Budget 2026 : 140 milliards pour la santé et l’éducation… mais combien pour la dignité

ساعتين ago
Budget 2026 : 140 milliards pour la santé et l’éducation… mais combien pour la dignité

Chouaib Sahnoun
Le gouvernement brandit un chiffre qui claque comme une promesse : 140 milliards de dirhams pour la santé et l’éducation. Un record, dit-on, un tournant historique, souffle-t-on. Mais dans un pays où l’on meurt encore faute de soins et où des classes entières s’effondrent sous le poids de la misère éducative, les chiffres ne sont plus des preuves : ils sont devenus des refuges politiques.
Chaque automne, le Projet de loi de finances se présente comme une liturgie budgétaire. On parle en milliards, on promet des réformes, on salue « la vision royale ». Mais sur le terrain, les mêmes hôpitaux manquent de seringues, les mêmes écoles manquent de profs, et les mêmes familles manquent d’espoir.
140 milliards, c’est colossal sur le papier.
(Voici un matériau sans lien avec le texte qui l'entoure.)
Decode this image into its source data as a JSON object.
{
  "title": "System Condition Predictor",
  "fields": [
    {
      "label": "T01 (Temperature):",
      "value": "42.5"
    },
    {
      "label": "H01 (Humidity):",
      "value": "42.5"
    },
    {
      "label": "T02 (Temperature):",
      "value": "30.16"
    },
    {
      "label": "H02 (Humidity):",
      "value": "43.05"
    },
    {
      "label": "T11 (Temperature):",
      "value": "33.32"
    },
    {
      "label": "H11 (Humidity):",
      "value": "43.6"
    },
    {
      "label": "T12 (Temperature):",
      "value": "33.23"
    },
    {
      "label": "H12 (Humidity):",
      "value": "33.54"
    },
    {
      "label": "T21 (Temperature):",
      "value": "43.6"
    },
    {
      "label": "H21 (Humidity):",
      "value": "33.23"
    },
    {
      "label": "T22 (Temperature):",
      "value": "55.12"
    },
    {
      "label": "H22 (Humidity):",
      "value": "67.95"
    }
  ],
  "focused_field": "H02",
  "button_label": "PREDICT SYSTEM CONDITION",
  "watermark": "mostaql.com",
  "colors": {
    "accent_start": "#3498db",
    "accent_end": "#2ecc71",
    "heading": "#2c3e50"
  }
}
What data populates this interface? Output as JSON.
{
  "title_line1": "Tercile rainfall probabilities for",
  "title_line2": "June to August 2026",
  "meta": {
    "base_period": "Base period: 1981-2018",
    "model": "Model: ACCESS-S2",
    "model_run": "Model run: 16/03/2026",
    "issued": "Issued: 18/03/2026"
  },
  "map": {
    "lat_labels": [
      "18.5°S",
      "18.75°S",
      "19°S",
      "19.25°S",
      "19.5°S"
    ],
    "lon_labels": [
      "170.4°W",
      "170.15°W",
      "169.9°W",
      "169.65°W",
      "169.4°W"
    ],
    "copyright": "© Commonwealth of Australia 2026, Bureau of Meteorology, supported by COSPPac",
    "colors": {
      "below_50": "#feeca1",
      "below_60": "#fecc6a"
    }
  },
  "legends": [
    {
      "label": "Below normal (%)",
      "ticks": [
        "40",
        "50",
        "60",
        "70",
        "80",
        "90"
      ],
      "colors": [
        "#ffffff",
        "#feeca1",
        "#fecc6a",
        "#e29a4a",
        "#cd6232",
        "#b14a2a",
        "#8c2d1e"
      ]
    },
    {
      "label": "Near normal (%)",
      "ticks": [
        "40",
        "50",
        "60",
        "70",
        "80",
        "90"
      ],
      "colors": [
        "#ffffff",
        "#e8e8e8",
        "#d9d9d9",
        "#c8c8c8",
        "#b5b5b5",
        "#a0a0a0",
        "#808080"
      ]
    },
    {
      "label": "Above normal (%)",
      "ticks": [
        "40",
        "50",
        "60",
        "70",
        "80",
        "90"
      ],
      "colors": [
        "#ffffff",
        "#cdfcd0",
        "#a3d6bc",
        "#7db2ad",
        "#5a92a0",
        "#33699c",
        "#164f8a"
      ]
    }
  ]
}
Mais à quoi sert un record si le malade n’est pas mieux soigné, si l’élève n’est pas mieux formé, si le citoyen ne sent pas la différence ? Le Maroc souffre moins d’un manque d’argent que d’un gaspillage structurel, d’une inertie administrative et d’une absence de reddition des comptes.
On peut bâtir des CHU flambant neufs à Agadir, Laâyoune ou Rabat, mais si l’on continue à tolérer l’absentéisme médical, la corruption douce et le clientélisme dans les recrutements, la modernité restera une façade.
Une lectrice, excédée, résumait crûment la réalité : « J’ai vu une docteure s’essuyer les mains avec le rideau. Des patients meurent à cause des rendez-vous trop tardifs. » Tout est dit.
Il ne suffit pas de lancer des appels d’offres ou d’acheter des scanners pour soigner une politique publique malade de son opacité. Ce qu’il faut, c’est un sursaut moral, une inspection impitoyable et une sanction réelle des fautifs. Tant que le citoyen n’aura pas confiance dans son hôpital public, la santé ne sera qu’un chapitre comptable.
Le Maroc consacre désormais des milliards à l’éducation, mais continue à produire des générations inégalement armées face à la vie. Dans les discours, on parle d’« accélération de la réforme » ; dans les faits, les classes surchargées, les manuels obsolètes et les enseignants précaires composent la triste symphonie de l’école publique.
Pendant ce temps, les élites se tournent vers le privé, scellant un système à deux vitesses : celui de la promesse pour les uns, et de la survie pour les autres. C’est toute la crédibilité de l’État social qui s’effrite dans cette fracture silencieuse.
La revalorisation des allocations familiales ,50 à 100 dirhams par enfant , est présentée comme un progrès social. Mais face à une inflation galopante, cela tient davantage de l’aumône que de la justice. Le Maroc ne manque pas de plans, il manque de volonté politique pour en évaluer les résultats.
On parle de « développement territorial intégré », de « Maroc émergent », de « solidarité entre régions ». Des formules séduisantes, mais la réalité des montagnes, des oasis ou des douars oubliés reste inchangée : le Maroc émergent n’émerge pas partout.
Il est temps que la dépense publique cesse d’être un exercice de communication et devienne un instrument d’équité.
Le Maroc a les moyens de sa transformation, mais pas encore le courage de ses réformes. Tant que les ministères continueront à fonctionner comme des fiefs, tant que les gestionnaires ne rendront de comptes à personne, les milliards s’évaporeront dans la bureaucratie comme l’eau dans le sable.
Au fond, la vraie réforme n’est pas budgétaire, elle est morale.
C’est celle qui osera briser le confort des habitudes, bousculer les hiérarchies figées et replacer l’humain au centre.
140 milliards ne feront pas le miracle : seule une gouvernance courageuse, honnête et transparente le peut.